The City of Coventry Health Centre has turned its exterior purple in support of International Day of People with Disabilities which falls on the 3rd December 2022, with other CHP sites to follow.
The day aims to celebrates, educate and raise awareness for diversity and inclusion and to show our support for those living with a disability.
It’s also a day for optimism, to look towards the future and a creation of a world where someone is not characterised by their disability, but by their ability.
Inclusivity is something we strive to achieve across the CHP estate, we believe that raising awareness for disability shouldn’t just be a one-day event, it should be something that we continue to support and grow.
We recognise that everyone’s needs are different, and the importance of making sure that our CHP sites are easily accessible and can accommodate everyone regardless of an individual’s circumstance.
There are various pieces of work across the organisation, which have already taken place and continues to develop, to ensure our sites are accessible and inclusive for all who visit.

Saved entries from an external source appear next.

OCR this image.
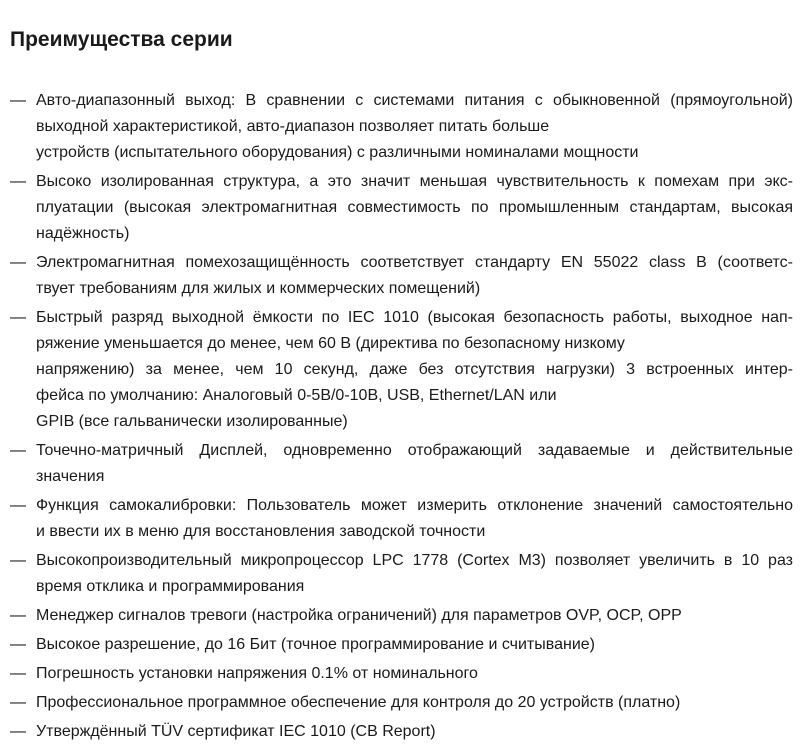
Преимущества серии
— Авто-диапазонный выход: В сравнении с системами питания с обыкновенной (прямоугольной)
выходной характеристикой, авто-диапазон позволяет питать больше
устройств (испытательного оборудования) с различными номиналами мощности
— Высоко изолированная структура, а это значит меньшая чувствительность к помехам при экс-
плуатации (высокая электромагнитная совместимость по промышленным стандартам, высокая
надёжность)
— Электромагнитная помехозащищённость соответствует стандарту EN 55022 class B (соответс-
твует требованиям для жилых и коммерческих помещений)
— Быстрый разряд выходной ёмкости по IEC 1010 (высокая безопасность работы, выходное нап-
ряжение уменьшается до менее, чем 60 В (директива по безопасному низкому
напряжению) за менее, чем 10 секунд, даже без отсутствия нагрузки) 3 встроенных интер-
фейса по умолчанию: Аналоговый 0-5В/0-10В, USB, Ethernet/LAN или
GPIB (все гальванически изолированные)
— Точечно-матричный Дисплей, одновременно отображающий задаваемые и действительные
значения
— Функция самокалибровки: Пользователь может измерить отклонение значений самостоятельно
и ввести их в меню для восстановления заводской точности
— Высокопроизводительный микропроцессор LPC 1778 (Cortex M3) позволяет увеличить в 10 раз
время отклика и программирования
— Менеджер сигналов тревоги (настройка ограничений) для параметров OVP, OCP, OPP
— Высокое разрешение, до 16 Бит (точное программирование и считывание)
— Погрешность установки напряжения 0.1% от номинального
— Профессиональное программное обеспечение для контроля до 20 устройств (платно)
— Утверждённый TÜV сертификат IEC 1010 (CB Report)
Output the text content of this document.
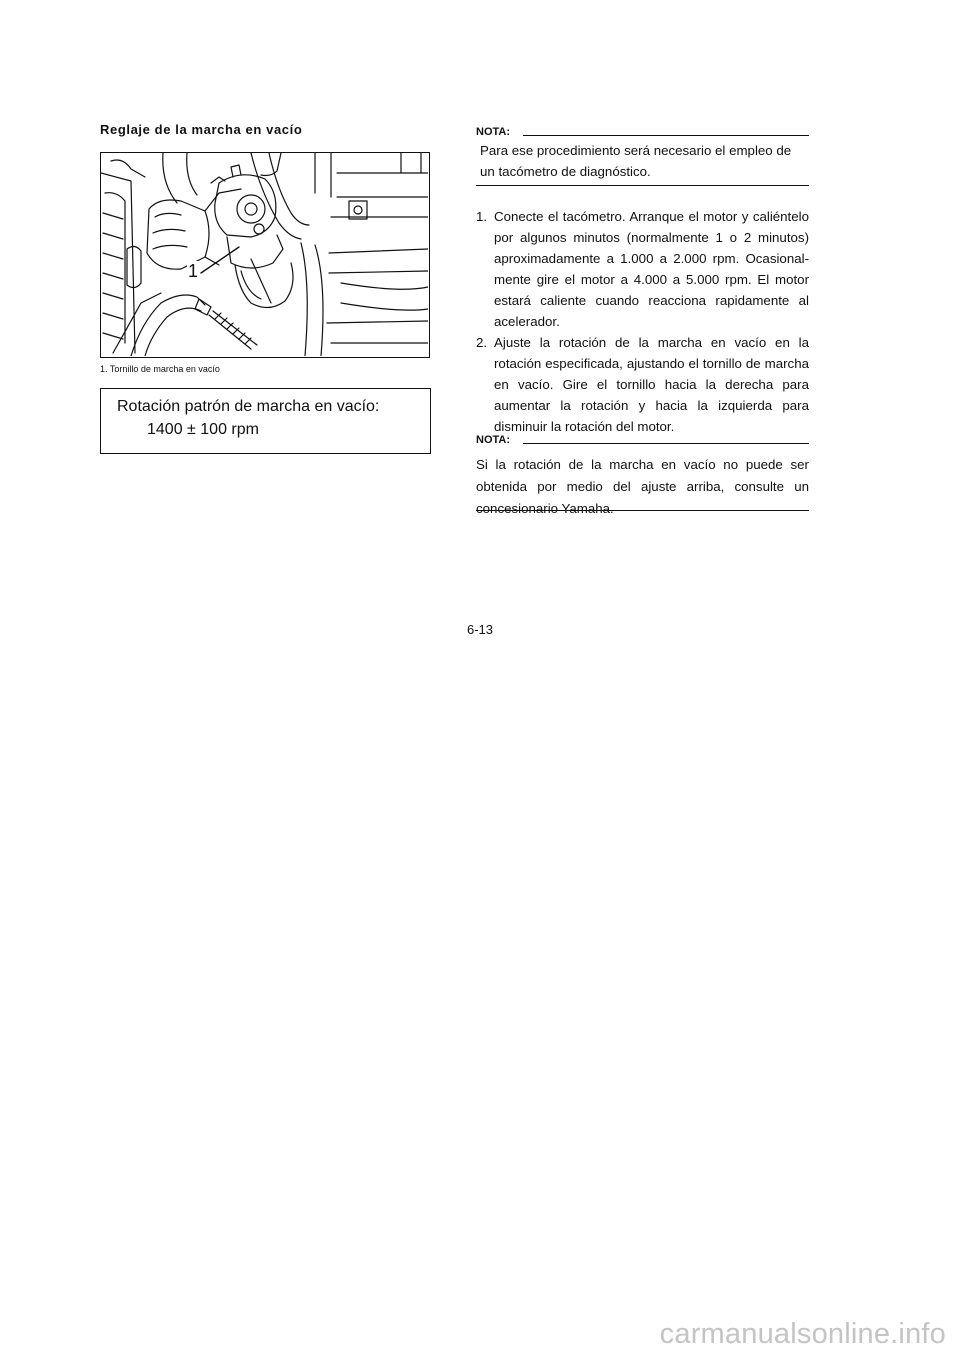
Reglaje de la marcha en vacío
1
1. Tornillo de marcha en vacío
Rotación patrón de marcha en vacío:
1400 ± 100 rpm
NOTA:
Para ese procedimiento será necesario el empleo de un tacómetro de diagnóstico.

1. Conecte el tacómetro. Arranque el motor y caliéntelo por algunos minutos (normalmente 1 o 2 minutos) aproximadamente a 1.000 a 2.000 rpm. Ocasional-mente gire el motor a 4.000 a 5.000 rpm. El motor estará caliente cuando reacciona rapidamente al acelerador.

2. Ajuste la rotación de la marcha en vacío en la rotación especificada, ajustando el tornillo de marcha en vacío. Gire el tornillo hacia la derecha para aumentar la rotación y hacia la izquierda para disminuir la rotación del motor.

NOTA:
Si la rotación de la marcha en vacío no puede ser obtenida por medio del ajuste arriba, consulte un concesionario Yamaha.
6-13
carmanualsonline.info
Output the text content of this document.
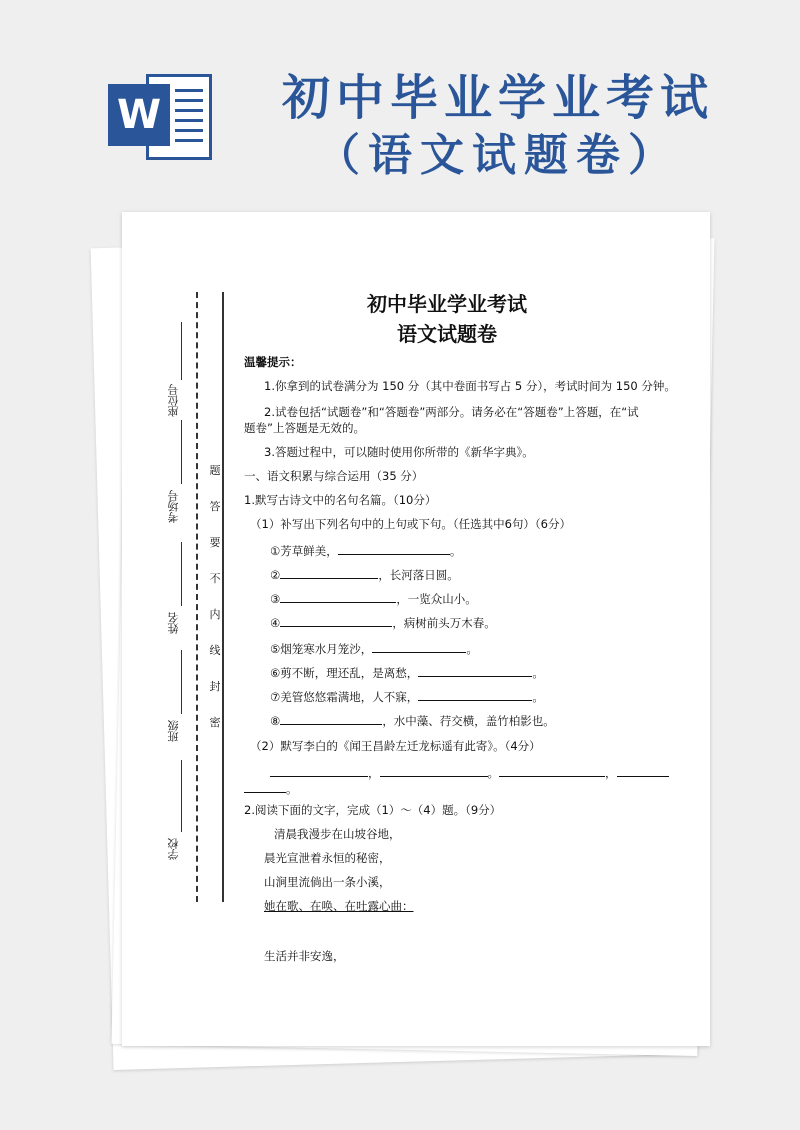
W	初中毕业学业考试
（语文试题卷）
座位号
考场号
姓名
班级
学校
题
答
要
不
内
线
封
密
初中毕业学业考试
语文试题卷
温馨提示：
1.你拿到的试卷满分为 150 分（其中卷面书写占 5 分），考试时间为 150 分钟。
2.试卷包括“试题卷”和“答题卷”两部分。请务必在“答题卷”上答题，在“试
题卷”上答题是无效的。
3.答题过程中，可以随时使用你所带的《新华字典》。
一、语文积累与综合运用（35 分）
1.默写古诗文中的名句名篇。（10分）
（1）补写出下列名句中的上句或下句。（任选其中6句）（6分）
①芳草鲜美，	。
②	，长河落日圆。
③	，一览众山小。
④	，病树前头万木春。
⑤烟笼寒水月笼沙，	。
⑥剪不断，理还乱，是离愁，	。
⑦羌管悠悠霜满地，人不寐，	。
⑧	，水中藻、荇交横，盖竹柏影也。
（2）默写李白的《闻王昌龄左迁龙标遥有此寄》。（4分）
，	。	，
。
2.阅读下面的文字，完成（1）～（4）题。（9分）
清晨我漫步在山坡谷地，
晨光宣泄着永恒的秘密，
山涧里流倘出一条小溪，
她在歌、在唤、在吐露心曲：
生活并非安逸，
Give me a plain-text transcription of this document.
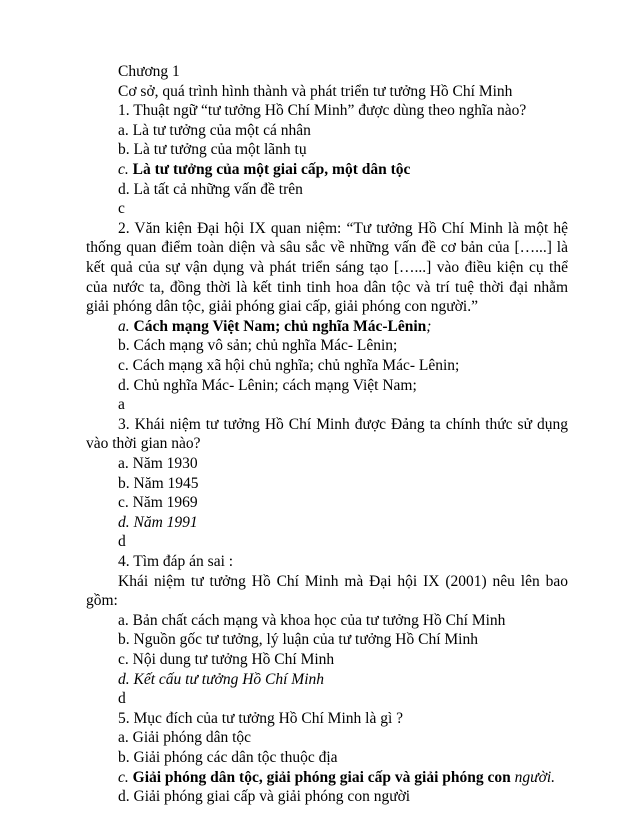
Chương 1
Cơ sở, quá trình hình thành và phát triển tư tưởng Hồ Chí Minh
1. Thuật ngữ “tư tưởng Hồ Chí Minh” được dùng theo nghĩa nào?
a. Là tư tưởng của một cá nhân
b. Là tư tưởng của một lãnh tụ
c. Là tư tưởng của một giai cấp, một dân tộc
d. Là tất cả những vấn đề trên
c
2. Văn kiện Đại hội IX quan niệm: “Tư tưởng Hồ Chí Minh là một hệ
thống quan điểm toàn diện và sâu sắc về những vấn đề cơ bản của […...] là
kết quả của sự vận dụng và phát triển sáng tạo […...] vào điều kiện cụ thể
của nước ta, đồng thời là kết tinh tinh hoa dân tộc và trí tuệ thời đại nhằm
giải phóng dân tộc, giải phóng giai cấp, giải phóng con người.”
a. Cách mạng Việt Nam; chủ nghĩa Mác-Lênin;
b. Cách mạng vô sản; chủ nghĩa Mác- Lênin;
c. Cách mạng xã hội chủ nghĩa; chủ nghĩa Mác- Lênin;
d. Chủ nghĩa Mác- Lênin; cách mạng Việt Nam;
a
3. Khái niệm tư tưởng Hồ Chí Minh được Đảng ta chính thức sử dụng
vào thời gian nào?
a. Năm 1930
b. Năm 1945
c. Năm 1969
d. Năm 1991
d
4. Tìm đáp án sai :
Khái niệm tư tưởng Hồ Chí Minh mà Đại hội IX (2001) nêu lên bao
gồm:
a. Bản chất cách mạng và khoa học của tư tưởng Hồ Chí Minh
b. Nguồn gốc tư tưởng, lý luận của tư tưởng Hồ Chí Minh
c. Nội dung tư tưởng Hồ Chí Minh
d. Kết cấu tư tưởng Hồ Chí Minh
d
5. Mục đích của tư tưởng Hồ Chí Minh là gì ?
a. Giải phóng dân tộc
b. Giải phóng các dân tộc thuộc địa
c. Giải phóng dân tộc, giải phóng giai cấp và giải phóng con người.
d. Giải phóng giai cấp và giải phóng con người
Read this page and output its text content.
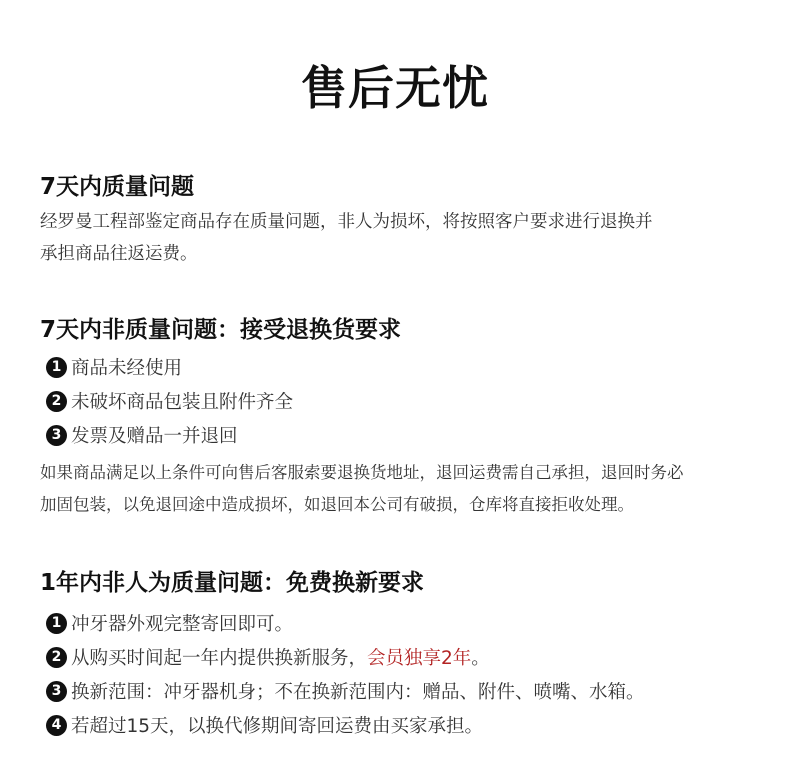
售后无忧
7天内质量问题
经罗曼工程部鉴定商品存在质量问题，非人为损坏，将按照客户要求进行退换并
承担商品往返运费。
7天内非质量问题：接受退换货要求
1 商品未经使用
2 未破坏商品包装且附件齐全
3 发票及赠品一并退回
如果商品满足以上条件可向售后客服索要退换货地址，退回运费需自己承担，退回时务必
加固包装，以免退回途中造成损坏，如退回本公司有破损，仓库将直接拒收处理。
1年内非人为质量问题：免费换新要求
1 冲牙器外观完整寄回即可。
2 从购买时间起一年内提供换新服务， 会员独享2年 。
3 换新范围：冲牙器机身；不在换新范围内：赠品、附件、喷嘴、水箱。
4 若超过15天，以换代修期间寄回运费由买家承担。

Championing inclusivity across the CHP estate
AccessAble and Best Practice Guides
Earlier this year, we launched Detailed Access Guides, available for all 310 CHP sites.
Working with AccessAble, the UK’s leading provider of disabled-access information, each of our sites were reviewed by trained surveyors who produced detailed up to date access information. Working alongside this, a Best Practice Guide for each site which highlights where other further improvements can be made was also developed.
The Detailed Access Guides can be found on CHP’s website, or via the AccessAble app, and will allow visitors coming to a CHP site to prepare and plan ahead of their visit.
The AccessAble project was recognised and awarded at this year’s Government Property Awards
The Inclusive Design concept was introduced two years ago, and looks at optimising the physical, visual and acoustic characteristics of a building to create an environment that is safe and comfortable regardless of an individual’s motor, sensory or cognitive needs.
It looks at aspects as simple as floor patterns and colours, large repeating patterns for instance may cause confusion for someone who has a visual impairment, making it difficult to identify potential obstacles.